The ULP had championed integrity legislation before it came to office in 2001, saying while in opposition that it had a draft law.
But Gonsalves said on Tuesday that the Criminal Code already contains provisions against official corruption.
“The question is to enlarge those things and to go particularly for the matter of declaring assets and liabilities. And the difficulties with it, are you going to do it for ministers and not doing it for permanent secretaries?” said Gonsalves, who is also Minister of Legal Affairs.
He said the difficulties that arise with the various integrity legislation drafts include senior public servants wanting exemption because they have to submit not only their own returns but also that of their spouse and children who live with them.
“They say, ‘Listen, I am not going to take on this burden. I’m a permanent secretary and my husband is a businessman. I have to do that?’’’ Gonsalves said.
Gonsalves said there is already a difficulty in getting people to serve as members of boards of directors of state companies.
He said that in Trinidad and Tobago, the law included judges, but they exempted themselves in a decision made in a court case, saying that including judges in the legislation will be to encroach on their independence and that of the judicial and legal services commission.
Gonsalves further said that Dominica’s integrity legislation also applied to chairpersons of state corporations and they have to remove it because they couldn’t get people to serve on state corporation.
“What you do have already in the public service is this: the public service needs to enforce more stringently certain regulations. For instance, if you are a public servant having a business, you have to apply to the Public Service Commission, according to the rules, to do the business. There are people in the public service who are doing business. They are not applying to the Public Service Commission. They are known. And the head of the department, or whomever, it doesn’t matter how much you talk, they don’t raise it with the Public Service Commission, so it continues,” Gonsalves said.
He said the public is of the impression that politicians are in the best place to be “corrupt”.
“My experience, both out of government and in government, tells me that that is a mistaken conception. A chief executive officer of a state company has far greater flexibility as to how the resources of that state corporation are to be spent than I as prime minister. I have to do it within clear rules and accounting…” Gonsalves said.
He added: “Having said all that, it would engender greater confidence if there was ‘integrity legislation’. And we have to find the appropriate model for it to be done.”
He said financing of political parties in elections laws has to be a companion of integrity legislation. “But I raise some challenges to that.

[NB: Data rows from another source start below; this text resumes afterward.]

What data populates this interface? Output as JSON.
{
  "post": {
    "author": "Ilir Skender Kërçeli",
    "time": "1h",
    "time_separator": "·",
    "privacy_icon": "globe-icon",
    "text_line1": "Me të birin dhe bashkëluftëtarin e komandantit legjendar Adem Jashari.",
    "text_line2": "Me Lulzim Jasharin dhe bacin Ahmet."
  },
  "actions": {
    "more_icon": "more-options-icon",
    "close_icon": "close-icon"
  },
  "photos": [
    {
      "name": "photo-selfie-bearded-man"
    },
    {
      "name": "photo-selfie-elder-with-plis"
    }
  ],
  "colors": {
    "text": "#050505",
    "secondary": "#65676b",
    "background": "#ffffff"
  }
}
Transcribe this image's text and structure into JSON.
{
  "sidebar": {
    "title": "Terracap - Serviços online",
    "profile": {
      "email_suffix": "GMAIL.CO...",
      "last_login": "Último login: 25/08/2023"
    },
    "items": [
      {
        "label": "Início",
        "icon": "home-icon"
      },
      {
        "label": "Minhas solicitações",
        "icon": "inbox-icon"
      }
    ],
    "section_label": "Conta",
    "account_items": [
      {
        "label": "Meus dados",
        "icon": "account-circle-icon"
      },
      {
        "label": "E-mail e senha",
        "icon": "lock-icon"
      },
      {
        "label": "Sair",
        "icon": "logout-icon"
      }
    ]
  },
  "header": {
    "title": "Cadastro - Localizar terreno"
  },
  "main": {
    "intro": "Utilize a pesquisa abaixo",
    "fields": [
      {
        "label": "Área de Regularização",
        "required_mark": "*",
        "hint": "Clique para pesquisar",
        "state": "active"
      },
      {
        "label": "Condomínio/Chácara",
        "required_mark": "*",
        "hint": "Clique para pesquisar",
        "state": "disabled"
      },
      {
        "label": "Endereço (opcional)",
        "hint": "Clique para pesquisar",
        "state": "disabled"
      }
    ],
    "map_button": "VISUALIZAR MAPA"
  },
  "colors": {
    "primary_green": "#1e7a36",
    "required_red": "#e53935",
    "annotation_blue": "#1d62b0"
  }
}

I am not saying they are insurmountable… I want to say further, though, that the presence of integrity legislation doesn’t mean that you are going to have less corruption.”
Gonsalves noted that Jamaica and Trinidad and Tobago have integrity legislation, adding that Kingston has a special prosecutor for official corruption, but both countries don’t score as highly as SVG on the perception of corruption index.
“So what is crucial, always, even before you have integrity legislation is to have the institutions of government function, like for instance, the Director of Audit, like, for instance, the various control mechanism of the accounting officer, following the financial administration legislation,” the prime minister said.